HB696, a bill that would remove attorney general representation from the Idaho Department of Lands, was supposed to be up in House State Affairs this morning. However, with so much testimony against the voter suppression bills, it was taken off the agenda for now. This legislation would bring a large additional cost to taxpayers, and mandates that IDL only use private attorneys – rather than deputy attorneys general – to represent the agency in legal issues. This would not only pose an exorbitant cost to the taxpayer, but would also act as an open invitation for private interests to meddle in Idaho’s endowment land and resource issues. When HB696 gets a full hearing, we’ll testify in opposition.
Related to endowment lands, the Federalism Committee will meet this afternoon to discuss contract bids for HCR008, a resolution that passed in last year’s legislative session. The bids today will be from private firms who aim to put a price tag on our public lands. You can read more about this issue here.
Efficient homes? Who needs them! Not the legislature.

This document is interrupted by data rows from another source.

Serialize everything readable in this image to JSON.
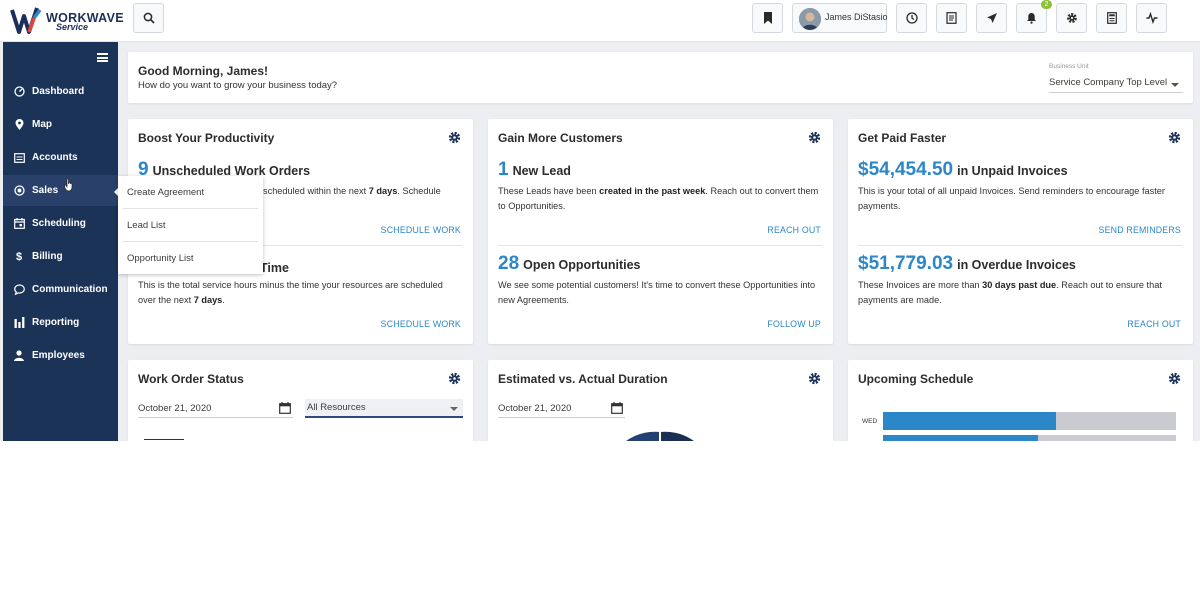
{
  "brand": {
    "name": "WORKWAVE",
    "sub": "Service"
  },
  "header": {
    "user_name": "James DiStasio",
    "notification_count": "2"
  },
  "sidebar": {
    "items": [
      {
        "label": "Dashboard",
        "icon": "dashboard-icon"
      },
      {
        "label": "Map",
        "icon": "map-pin-icon"
      },
      {
        "label": "Accounts",
        "icon": "accounts-icon"
      },
      {
        "label": "Sales",
        "icon": "sales-icon"
      },
      {
        "label": "Scheduling",
        "icon": "calendar-icon"
      },
      {
        "label": "Billing",
        "icon": "dollar-icon"
      },
      {
        "label": "Communication",
        "icon": "chat-icon"
      },
      {
        "label": "Reporting",
        "icon": "bar-chart-icon"
      },
      {
        "label": "Employees",
        "icon": "person-icon"
      }
    ],
    "sales_menu": [
      "Create Agreement",
      "Lead List",
      "Opportunity List"
    ]
  },
  "greeting": {
    "title": "Good Morning, James!",
    "subtitle": "How do you want to grow your business today?",
    "business_unit_label": "Business Unit",
    "business_unit_value": "Service Company Top Level"
  },
  "productivity": {
    "title": "Boost Your Productivity",
    "stat1_value": "9",
    "stat1_label": "Unscheduled Work Orders",
    "stat1_desc_tail": "scheduled within the next",
    "stat1_desc_bold": "7 days",
    "stat1_desc_end": ". Schedule",
    "link1": "SCHEDULE WORK",
    "stat2_label_tail": "Time",
    "stat2_desc_a": "This is the total service hours minus the time your resources are scheduled over the next",
    "stat2_desc_bold": "7 days",
    "stat2_desc_end": ".",
    "link2": "SCHEDULE WORK"
  },
  "customers": {
    "title": "Gain More Customers",
    "stat1_value": "1",
    "stat1_label": "New Lead",
    "stat1_desc_a": "These Leads have been",
    "stat1_desc_bold": "created in the past week",
    "stat1_desc_end": ". Reach out to convert them to Opportunities.",
    "link1": "REACH OUT",
    "stat2_value": "28",
    "stat2_label": "Open Opportunities",
    "stat2_desc": "We see some potential customers! It's time to convert these Opportunities into new Agreements.",
    "link2": "FOLLOW UP"
  },
  "paid": {
    "title": "Get Paid Faster",
    "stat1_value": "$54,454.50",
    "stat1_label": "in Unpaid Invoices",
    "stat1_desc": "This is your total of all unpaid Invoices. Send reminders to encourage faster payments.",
    "link1": "SEND REMINDERS",
    "stat2_value": "$51,779.03",
    "stat2_label": "in Overdue Invoices",
    "stat2_desc_a": "These Invoices are more than",
    "stat2_desc_bold": "30 days past due",
    "stat2_desc_end": ". Reach out to ensure that payments are made.",
    "link2": "REACH OUT"
  },
  "work_order_status": {
    "title": "Work Order Status",
    "date": "October 21, 2020",
    "resource": "All Resources"
  },
  "duration": {
    "title": "Estimated vs. Actual Duration",
    "date": "October 21, 2020"
  },
  "schedule": {
    "title": "Upcoming Schedule",
    "day_label": "WED",
    "bars": [
      {
        "fill_fraction": 0.59
      },
      {
        "fill_fraction": 0.53
      }
    ]
  },
  "colors": {
    "accent": "#2b87c8",
    "sidebar": "#1c3358",
    "badge": "#8dbf3a"
  }
}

Building codes are a complex issue, but something that’s been an ongoing battle for the past several legislative sessions. This year, two bills – HB660 and HB614 – advanced out of the House Local Government committee. They both undermine the Building Code Board’s authority in setting standards, giving more authority to the legislature in deciding what’s best in building practices. As clean energy technology advances, Idaho will be stuck waiting on approval from the legislature to stay up to speed, costing Idahoans money as we lag behind other states. HB660 is on its way to the Senate after a nearly party line vote on the floor. HB614 should be heard sometime soon.
There’s some good news!
SCR117, a resolution celebrating the 50th anniversary of the Sawtooth National Recreation Act and Area, passed out of the House Resources & Conservation Committee. Its last step to passing is a vote on the House floor. Concurrent resolutions do not need to be signed by the Governor. We’ll keep you posted on when this positive piece of legislation reflecting Idahoans’ love for public lands gets a full vote.
HB587, a bill that would have imposed several bureaucratic hurdles to the Idaho Department of Lands’ hiring practices (during a staffing crunch), has officially died. The bill sponsor, Rep. Terry Gestrin of Donnelly, officially pulled the bill off the agenda and has asked that it not move forward.
Calendars and deadlines
The target date for the legislature to adjourn sine die (the Latin term for ending the session) is Friday, March 25th. With the calendar already into March, that means the window for advancing legislation is shrinking. The transmittal date, which is when all bills need to be to the opposite chamber from where they started, is Monday, March 7th. As a reminder, a bill must go through both the House and the Senate before being signed into law by the Governor. It’s important to remember that these dates are not firm, but are more like guidelines. With the May primary election right around the corner, most legislators are eager to return to their home districts to campaign. All signs point to an average number of days in this legislative session (fingers crossed!).
We’ll keep you up to speed until sine die.